The Inverted Altar: Subversion of Religion and Symbolic Power in Laurent Binet's Civilizations
Keywords:
Religion, civilization, uchronia, symbolic power, decolonialityAbstract
The following paper offers a critical reading of Laurent Binet's novel Civilizations (2019). It focuses on the inversion of religious systems as a strategy for questioning the categories of civilization and barbarism. Using the device of alternate history, it examines how Binet subverts the centrality of Christianity to make way for a reconfiguration of the relationships between religion, power, and culture. The study starts from the recognition of religion as a symbolic and political structure that legitimizes social hierarchies, following the approaches of Durkheim, Eliade, and Mignolo, and analyzes it as a technology of power capable of articulating and naturalizing forms of domination.
The work argues that the novel constructs a “civilizational inversion”: Christianity, historically associated with progress and rationality, appears as primitive superstition. On the contrary, Andean and Nordic religions acquire an ordering and civilizing function. This shift reveals the contingent and political nature of all religions.

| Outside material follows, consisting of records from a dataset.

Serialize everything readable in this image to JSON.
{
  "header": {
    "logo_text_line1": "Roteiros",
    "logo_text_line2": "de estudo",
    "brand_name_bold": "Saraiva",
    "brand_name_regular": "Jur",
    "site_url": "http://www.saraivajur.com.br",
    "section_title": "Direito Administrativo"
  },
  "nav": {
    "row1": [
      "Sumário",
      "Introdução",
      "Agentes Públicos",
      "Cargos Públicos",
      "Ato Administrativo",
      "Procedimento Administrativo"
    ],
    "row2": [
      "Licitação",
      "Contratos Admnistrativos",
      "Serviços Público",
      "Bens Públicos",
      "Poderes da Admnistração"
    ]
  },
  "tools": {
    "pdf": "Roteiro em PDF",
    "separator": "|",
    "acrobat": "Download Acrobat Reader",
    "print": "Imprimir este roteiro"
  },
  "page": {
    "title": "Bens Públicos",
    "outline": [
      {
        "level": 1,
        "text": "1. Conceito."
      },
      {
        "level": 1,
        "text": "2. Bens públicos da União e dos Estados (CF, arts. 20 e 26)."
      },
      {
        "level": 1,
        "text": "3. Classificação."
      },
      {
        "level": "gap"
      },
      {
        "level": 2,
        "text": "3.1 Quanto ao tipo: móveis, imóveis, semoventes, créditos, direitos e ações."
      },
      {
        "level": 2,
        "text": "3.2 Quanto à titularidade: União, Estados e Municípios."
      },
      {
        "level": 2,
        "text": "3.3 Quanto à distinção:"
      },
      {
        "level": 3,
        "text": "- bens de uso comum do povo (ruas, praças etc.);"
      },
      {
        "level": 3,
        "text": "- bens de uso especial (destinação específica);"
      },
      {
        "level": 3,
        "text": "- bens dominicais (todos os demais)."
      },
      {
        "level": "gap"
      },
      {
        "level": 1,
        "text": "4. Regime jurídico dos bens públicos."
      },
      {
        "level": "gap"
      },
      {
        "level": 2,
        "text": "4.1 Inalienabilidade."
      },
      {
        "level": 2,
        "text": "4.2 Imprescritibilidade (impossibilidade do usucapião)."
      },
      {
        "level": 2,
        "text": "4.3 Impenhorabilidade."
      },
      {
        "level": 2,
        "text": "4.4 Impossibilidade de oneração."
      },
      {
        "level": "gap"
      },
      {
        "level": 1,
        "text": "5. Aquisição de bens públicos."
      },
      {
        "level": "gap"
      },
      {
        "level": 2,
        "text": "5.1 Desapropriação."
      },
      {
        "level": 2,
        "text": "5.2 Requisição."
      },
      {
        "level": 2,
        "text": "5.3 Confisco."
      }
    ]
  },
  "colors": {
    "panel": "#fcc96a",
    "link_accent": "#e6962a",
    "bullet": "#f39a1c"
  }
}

Thus, it is established that no belief is intrinsically civilizing or barbaric, but rather that its value depends on the historical context and the discourse that sustains it.
In relation to the above, religious syncretism is addressed as a space for symbolic negotiation. Since American and European deities coexist, they take on new meanings and show a pluralistic vision of spiritual power. In summary, the work demonstrates that Civilizations not only rewrites the historical narrative. On the contrary, it dismantles the founding myths of the West by exposing their ideological construction.